The Host Screen is located at: Security » Security Settings » Screening. It is used to define which remote hosts will be allowed to connect to your local IP addresses. You may specify a list of hosts and configure the server to allow only connections from those hosts, or you can configure it to refuse connections from the listed hosts. Host screening compares the EHLO and PTR values determined during the SMTP session with the values specified here.
New Host Screen Item
To create a new Host Screen entry, click New. This will open the New Host Screen Item dialog for creating the entry.
Local IP
Use this drop-down list to choose the local IP address to which this Host Screen entry will apply. Choose "All IPs" if you wish it to apply to all of your local IP addresses.
Remote host (* and # wildcards ok)
Enter the remote host that you wish to add to the list, associated with the Local IP designated above.
Accept connections
Selecting this option means that the specified remote host will be allowed to connect to the associated local IP address.
Refuse connections
Selecting this option means that the specified remote host will NOT be allowed to connect to the associated local IP address.
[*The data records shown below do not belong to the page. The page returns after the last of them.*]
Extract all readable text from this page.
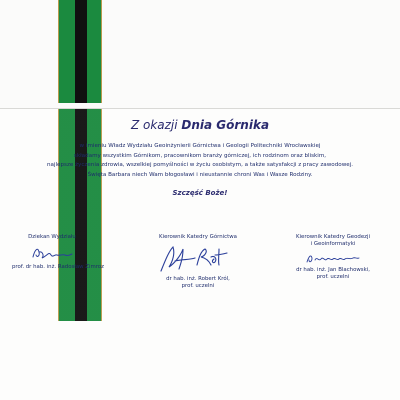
Z okazji Dnia Górnika
w imieniu Władz Wydziału Geoinżynierii Górnictwa i Geologii Politechniki Wrocławskiej
składamy wszystkim Górnikom, pracownikom branży górniczej, ich rodzinom oraz bliskim,
najlepsze życzenia zdrowia, wszelkiej pomyślności w życiu osobistym, a także satysfakcji z pracy zawodowej.
Święta Barbara niech Wam błogosławi i nieustannie chroni Was i Wasze Rodziny.
Szczęść Boże!
Dziekan Wydziału
prof. dr hab. inż. Radosław Zimroz
Kierownik Katedry Górnictwa
dr hab. inż. Robert Król,
prof. uczelni
Kierownik Katedry Geodezji
i Geoinformatyki
dr hab. inż. Jan Blachowski,
prof. uczelni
The connection will be refused or dropped.
Remove
To remove an entry, select the entry in the list and click Remove.
Default Action
To specify the default action for connections from remote hosts that have not been defined, select an IP address from the list and click accept or refuse. Once a default action has been specified, you can change it by selecting the "<default>" node beneath the IP address and then selecting the new default setting.
accept
When this option is chosen, connections from any host not specifically defined on the Host Screen will be accepted.
refuse
When this option is chosen, connections from any host not specifically defined on the Host Screen will be refused.
The Host Screen will never block trusted or local hosts. |
Screening Settings
Apply Host Screen to MSA connections
Use this option to apply Host Screening to connections made to the server's MSA port. This setting is enabled by default.
Drop connection on Host Screen refusal
When this option is enabled, the connection will be dropped immediately upon a Host Screen refusal.
Drop connection after EHLO (Do not wait for authentication)
Enable this option if you wish to drop banned connections immediately following EHLO/HELO. Normally you would wait for authentication. This setting is enabled by default.